Experiment with different weapons to see which suits you best, and try to cover as many needs as possible with your two choices. For example, if you have a small or medium caliber rifle for self-defense, you might want to pair it with a large caliber revolver with high knockdown power for big game hunting. If you choose to carry a bow, consider a high-capacity, semi-automatic handgun that can fire quickly.
Whatever weapons you choose, be sure to think about where you will carry them on your person, especially in relation to the survival bag you have chosen.
How to choose a survival bag
The ideal survival bag is one that is durable and roomy without being bulky. It should also fit your body comfortably and have plenty of compartments to organize your supplies. The amount of weight you can carry without sacrificing much mobility also matters. If you're 5'6" and lean, you'll probably choose a different bag than you would if you were 6'4" and built like a tank. The general principle here is to pick a bag that holds as much stuff as possible without hurting or prematurely tiring yourself out .
Whatever size bag you choose, look for one made of thick, durable fabric like canvas, cordura, or ripstop nylon. Pay special attention to seams and seams - do they look thick, tight, evenly spaced and able to hold up in harsh conditions? Also check the buckles - are they cheap plastic or something heavier like aluminum?
It's best to choose a bag with sturdy, durable zippers, or no zippers at all. Zippers tend to break down, especially when they get wet, dirty, and left out. If your survival bag zippers fail, you may end up with something closer to a square of fabric than a bag. Choosing a bag with only straps and buckles largely eliminates this worry.
Hip and chest straps on a survival bag are optional. If it's a large bag that you intend to pack with heavy supplies, additional support can help reduce back pain. Smaller and lighter bags usually do not need such straps.
Finally, make sure your survival bag has enough separate compartments and pockets to organize everything inside.
Tips for packing your bag efficiently
There's more than one right way to pack your survival bag. As long as you use the available space efficiently, know where everything is, and can access essential supplies quickly, the rest is up to your preference.
That being said, there are a few general tips that can help you pack like a pro:
Put heavier items at the bottom of your bag with lighter items on top.
Whenever possible, put small items and containers that you don't need immediate access to in other containers that would take up space anyway (for example, put your fishing supplies, tools ignition and your signal mirror in your first aid kit) .
Group supplies into different compartments by category, such as food, ammunition, and medical supplies, unless space efficiency dictates otherwise.

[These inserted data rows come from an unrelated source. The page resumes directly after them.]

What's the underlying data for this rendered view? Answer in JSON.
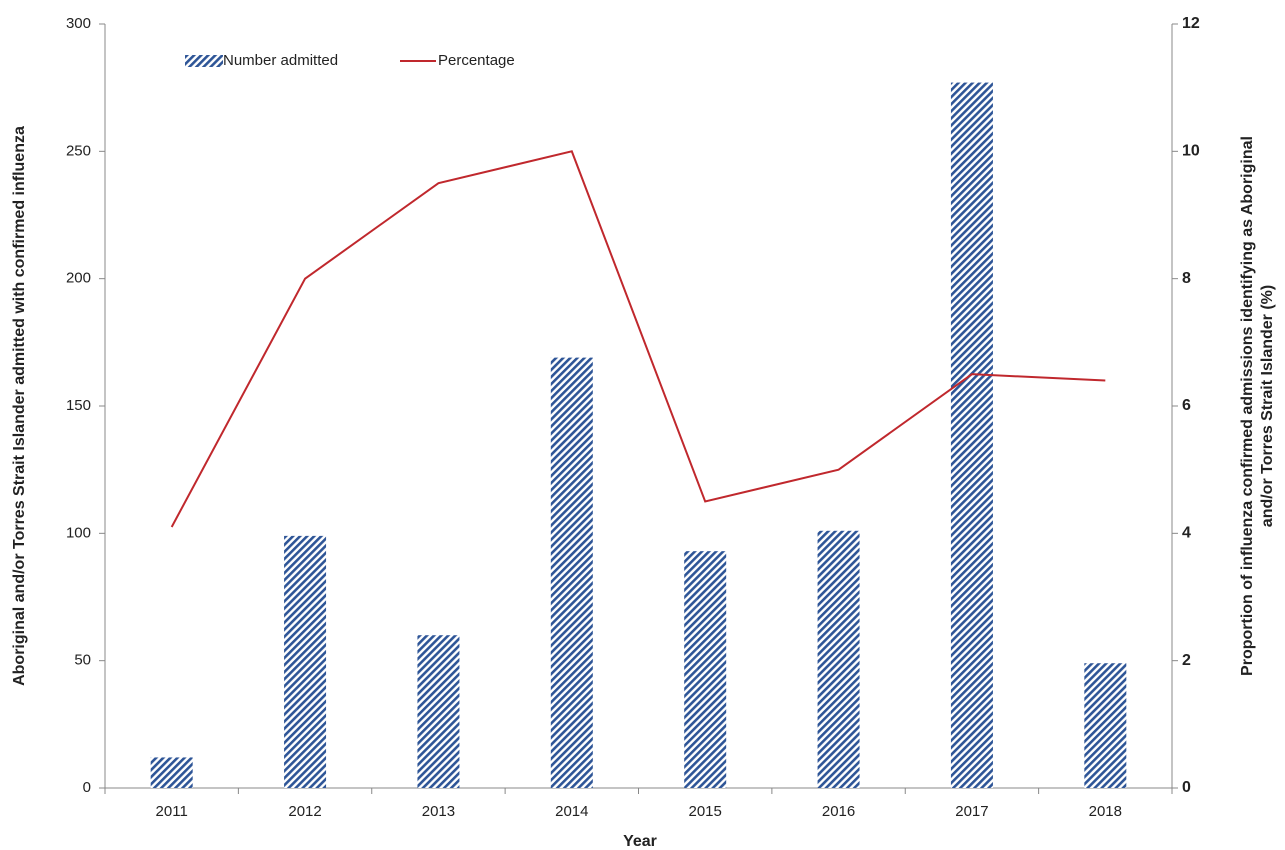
{
  "chart_data": {
    "type": "combo",
    "xlabel": "Year",
    "ylabel": "Aboriginal and/or Torres Strait Islander admitted with confirmed influenza",
    "y2label": [
      "Proportion of influenza confirmed admissions identifying as Aboriginal",
      "and/or Torres Strait Islander (%)"
    ],
    "categories": [
      "2011",
      "2012",
      "2013",
      "2014",
      "2015",
      "2016",
      "2017",
      "2018"
    ],
    "series": [
      {
        "name": "Number admitted",
        "type": "bar",
        "color": "#2e5597",
        "hatch": true,
        "values": [
          12,
          99,
          60,
          169,
          93,
          101,
          277,
          49
        ]
      },
      {
        "name": "Percentage",
        "type": "line",
        "axis": "y2",
        "color": "#c0282d",
        "values": [
          4.1,
          8.0,
          9.5,
          10.0,
          4.5,
          5.0,
          6.5,
          6.4
        ]
      }
    ],
    "ylim": [
      0,
      300
    ],
    "yticks": [
      0,
      50,
      100,
      150,
      200,
      250,
      300
    ],
    "y2lim": [
      0,
      12
    ],
    "y2ticks": [
      0,
      2,
      4,
      6,
      8,
      10,
      12
    ],
    "grid": false
  }
}
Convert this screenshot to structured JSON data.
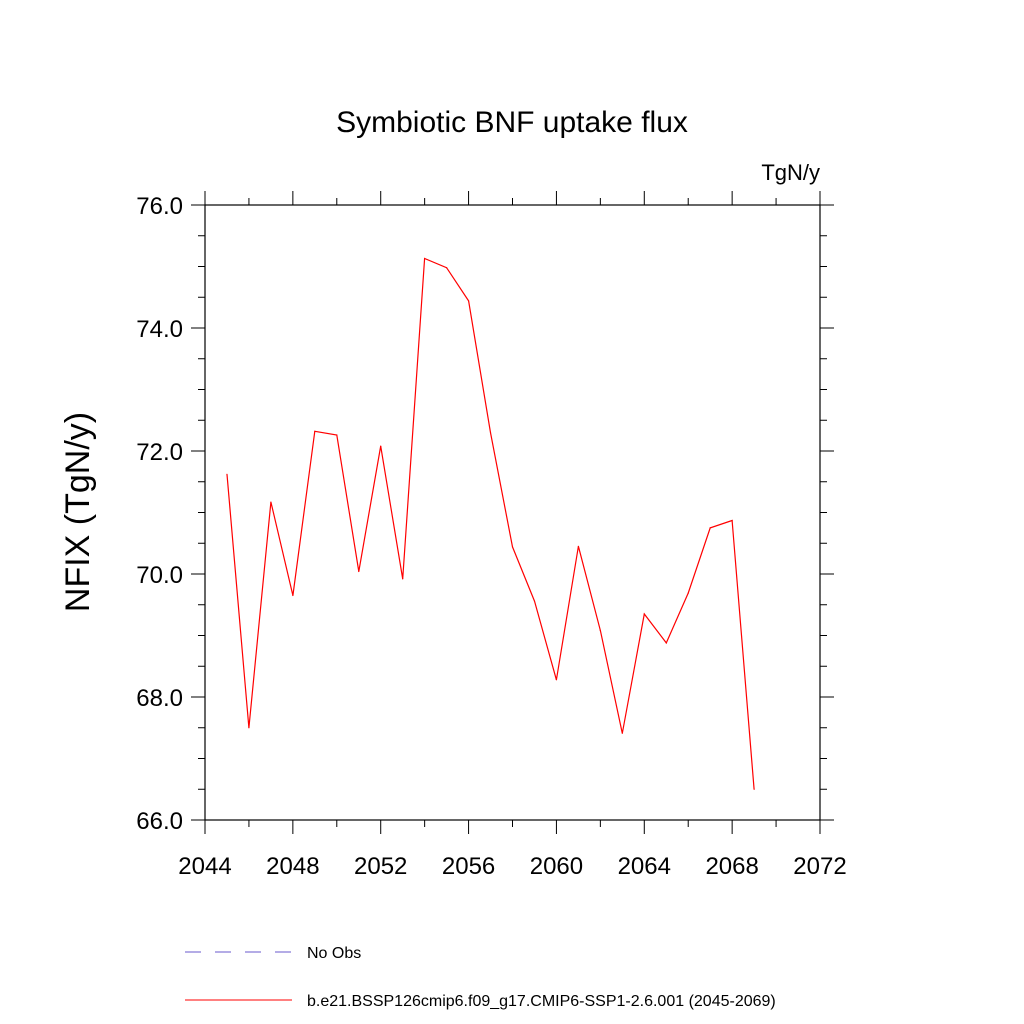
{
  "chart_data": {
    "type": "line",
    "title": "Symbiotic BNF uptake flux",
    "units": "TgN/y",
    "ylabel": "NFIX  (TgN/y)",
    "xlabel": "",
    "xlim": [
      2044,
      2072
    ],
    "ylim": [
      66.0,
      76.0
    ],
    "x_ticks": [
      2044,
      2048,
      2052,
      2056,
      2060,
      2064,
      2068,
      2072
    ],
    "x_tick_labels": [
      "2044",
      "2048",
      "2052",
      "2056",
      "2060",
      "2064",
      "2068",
      "2072"
    ],
    "y_ticks": [
      66,
      68,
      70,
      72,
      74,
      76
    ],
    "y_tick_labels": [
      "66.0",
      "68.0",
      "70.0",
      "72.0",
      "74.0",
      "76.0"
    ],
    "grid": false,
    "legend_position": "bottom",
    "series": [
      {
        "name": "b.e21.BSSP126cmip6.f09_g17.CMIP6-SSP1-2.6.001 (2045-2069)",
        "color": "#ff0000",
        "line_style": "solid",
        "x": [
          2045,
          2046,
          2047,
          2048,
          2049,
          2050,
          2051,
          2052,
          2053,
          2054,
          2055,
          2056,
          2057,
          2058,
          2059,
          2060,
          2061,
          2062,
          2063,
          2064,
          2065,
          2066,
          2067,
          2068,
          2069
        ],
        "y": [
          71.62,
          67.5,
          71.17,
          69.65,
          72.32,
          72.26,
          70.04,
          72.08,
          69.92,
          75.13,
          74.98,
          74.44,
          72.3,
          70.44,
          69.56,
          68.28,
          70.45,
          69.08,
          67.41,
          69.35,
          68.88,
          69.69,
          70.75,
          70.87,
          66.5
        ]
      }
    ],
    "legend": [
      {
        "label": "No Obs",
        "color": "#6a5acd",
        "line_style": "dashed"
      },
      {
        "label": "b.e21.BSSP126cmip6.f09_g17.CMIP6-SSP1-2.6.001 (2045-2069)",
        "color": "#ff0000",
        "line_style": "solid"
      }
    ]
  }
}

Reserve easily accessible exterior compartments for items you may need quick access to, such as tourniquets, flares, and extra ammunition. Ideally, choose a bag with a few pockets that you can reach without having to remove or adjust the bag.
Use straps, tape, zip ties, or bungee cords to bundle loose items and secure them inside your bag so they don't scatter or migrate to other pockets during as you walk.
Roll loose items into extra blankets or clothing to keep them together and to carry more stuff in the same space.
Tie bulky and lightweight items such as bed sheets and rope to the outside of your pack to save valuable interior space.
Save even more space in your pack by adding a vest or shoulder strap to your loadout.
Pack and unpack your bag regularly and practice finding certain items quickly so you have speed on your side when you need it. Also, be sure to periodically inspect your bag and its contents for wear or damage. Establish a schedule for replacing medications and other perishables as they expire. Finally, take the time to regularly practice using the tools and devices you carry.
Hopefully this guide has been helpful in highlighting the most important aspects of building and maintaining an essential survival kit.